Собрались быстро. У нас всегда так. Поглядит один в окошко, а сосед уже отправился, ну и догоняет. И сразу полна изба народа. Мужики на крыльце цигарки слюнявят, сапогами по скобе скребут, глину отдирают, а бабы — те в дверях-то обомлеют, рты пооткрывают и шасть на кухню помогать. Кто поближе — тот со своими стульями пришел. Я их по-соседски попросила, Разве на всех стульев-то напасешься? И то ребята Колькины в правление бегали за скамейками. А то б и не сели все.
Погудели — поместились все потихонечку. Я хотела было поближе к кухне сесть, чтоб, ежели что по хозяйству, сподручнее хлопотать, так Василий Евграфович не дал. Сам с меня передник снял, за ручку взял и в самую середку, аккурат под фотографии и усадил. И сам сел рядом, по правую руку, и приговаривает:
— Пока я тут еще председатель и потому могу распорядиться как захочу. А для кухни у нас девки помоложе есть. Пускай занимаются…
А девки довольны… Прямо загорелись. Этим девкам-то под пятьдесят, с моей Сонькой одногодки. Молодых-то у нас почти нет. Это все фабрика. Построили тут недалеко текстильную фабрику, вот она всех и перетащила.
Степан сел по левую руку от меня, а Колюшка — на отлете со своими ребятами.
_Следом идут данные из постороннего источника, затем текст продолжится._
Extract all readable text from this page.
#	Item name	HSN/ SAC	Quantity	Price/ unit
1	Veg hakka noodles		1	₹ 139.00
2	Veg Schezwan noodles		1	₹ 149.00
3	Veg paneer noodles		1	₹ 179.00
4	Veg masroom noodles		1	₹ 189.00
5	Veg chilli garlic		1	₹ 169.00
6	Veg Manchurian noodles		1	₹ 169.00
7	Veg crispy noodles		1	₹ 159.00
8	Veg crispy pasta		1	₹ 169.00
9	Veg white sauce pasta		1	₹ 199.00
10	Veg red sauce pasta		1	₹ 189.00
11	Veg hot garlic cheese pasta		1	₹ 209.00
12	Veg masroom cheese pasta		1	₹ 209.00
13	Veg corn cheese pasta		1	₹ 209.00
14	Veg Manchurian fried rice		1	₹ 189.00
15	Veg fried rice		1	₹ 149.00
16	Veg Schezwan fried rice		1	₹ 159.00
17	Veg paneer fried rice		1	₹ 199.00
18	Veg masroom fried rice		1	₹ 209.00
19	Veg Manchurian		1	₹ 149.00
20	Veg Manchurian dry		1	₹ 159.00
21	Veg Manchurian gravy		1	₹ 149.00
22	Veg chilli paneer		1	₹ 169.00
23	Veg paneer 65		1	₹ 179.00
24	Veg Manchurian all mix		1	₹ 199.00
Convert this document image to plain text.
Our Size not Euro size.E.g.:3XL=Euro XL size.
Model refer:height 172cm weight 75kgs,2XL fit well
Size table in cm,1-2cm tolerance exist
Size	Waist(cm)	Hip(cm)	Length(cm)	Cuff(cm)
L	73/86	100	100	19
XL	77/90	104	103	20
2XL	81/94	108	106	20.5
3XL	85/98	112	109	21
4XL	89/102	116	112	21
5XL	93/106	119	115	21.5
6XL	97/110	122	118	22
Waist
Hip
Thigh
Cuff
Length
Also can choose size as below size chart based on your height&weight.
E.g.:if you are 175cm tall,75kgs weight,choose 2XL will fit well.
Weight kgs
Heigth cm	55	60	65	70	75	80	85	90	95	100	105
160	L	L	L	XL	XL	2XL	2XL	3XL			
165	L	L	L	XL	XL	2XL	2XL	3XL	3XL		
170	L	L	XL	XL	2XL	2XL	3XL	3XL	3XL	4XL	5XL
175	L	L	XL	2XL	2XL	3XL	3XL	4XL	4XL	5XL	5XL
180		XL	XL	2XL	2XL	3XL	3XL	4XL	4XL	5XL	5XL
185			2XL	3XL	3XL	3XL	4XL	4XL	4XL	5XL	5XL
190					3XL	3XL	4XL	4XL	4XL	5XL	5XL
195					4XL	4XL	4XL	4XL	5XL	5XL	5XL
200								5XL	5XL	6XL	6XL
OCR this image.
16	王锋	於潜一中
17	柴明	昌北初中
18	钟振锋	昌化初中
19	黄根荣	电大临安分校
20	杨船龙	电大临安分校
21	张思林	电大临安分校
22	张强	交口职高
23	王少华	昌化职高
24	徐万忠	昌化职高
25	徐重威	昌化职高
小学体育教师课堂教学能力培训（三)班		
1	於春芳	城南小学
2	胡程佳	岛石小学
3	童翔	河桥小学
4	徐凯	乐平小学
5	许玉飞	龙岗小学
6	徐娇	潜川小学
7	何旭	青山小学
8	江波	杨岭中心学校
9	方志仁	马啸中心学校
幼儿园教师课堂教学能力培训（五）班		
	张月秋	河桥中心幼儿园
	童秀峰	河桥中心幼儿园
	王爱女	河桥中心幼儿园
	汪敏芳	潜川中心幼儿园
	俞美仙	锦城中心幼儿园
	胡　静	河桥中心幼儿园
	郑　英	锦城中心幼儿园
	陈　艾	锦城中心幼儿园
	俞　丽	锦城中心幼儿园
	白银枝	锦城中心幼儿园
Поугомонились маленько. Председатель вилочкой по четверти с вином постучал, прокашлялся, посмотрел, у всех ли налито, подождал, пока девки с кухни прибегут и руки вытрут, и начал речь:
— Все знают, почему мы здесь сегодня собрались. Так что напоминать и распространяться я не буду. Событие это для нашей деревни и для нашего колхоза не радостное, и расписывать его нечего. Как мы здесь будем без нашей Евдокии Николаевны, а попросту бабы Дуни, я еще и сам не знаю. Уезжает самый любимый в Козловке человек… Я помню, как провожали нас, мужиков, на фронт. Провожали всей деревней. Голосили бабы, глаза слезами выедали. Провожали и не знали, увидятся еще хоть разочек или нет. И сейчас мы провожаем… И сейчас мы точно знаем, что больше не увидимся с нашей бабой Дуней и Николаем, — стало быть, мы прощаемся навсегда. Но мы не должны плакать, хоть и грустим. Мы провожаем людей не на смерть, а на жизнь. На другую жизнь, может быть, даже лучшую. Спасибо вам за все, что вы для нашей земли сделали, желаю вам счастья на новом месте! И в напутствие я хочу сказать от лица нас всех: когда бы вы ни вернулись — мы всегда встретим вас с любовью и радостью. Здесь ваш дом.
Сказал это председатель и руку мне ласково на плечо положил. Ну, я, конечно, в слезы… И бабоньки поддержали, а председатель в другой раз сказал:
— Мы провожаем и не плачем!
Так стоймя и хлопнул свои полстакана и не охнул. Тут за ним и все опрокинули, и слезы-то бабьи быстро подсохли.
Однако Степана эта речь не очень обрадовала. Охмурился, задумался. Вспомнил, как сам отсюда уезжал… Особенно не по сердцу пришлись ему председателевы слова насчет нашего возвращения, насчет того, что тут наш дом. Матвей это неудовольствие тотчас подметил и задумчиво поскреб бороду. И тут же глазки отвел, спрятал. Я так и решила, что все это неспроста, что что-то он задумал недоброе.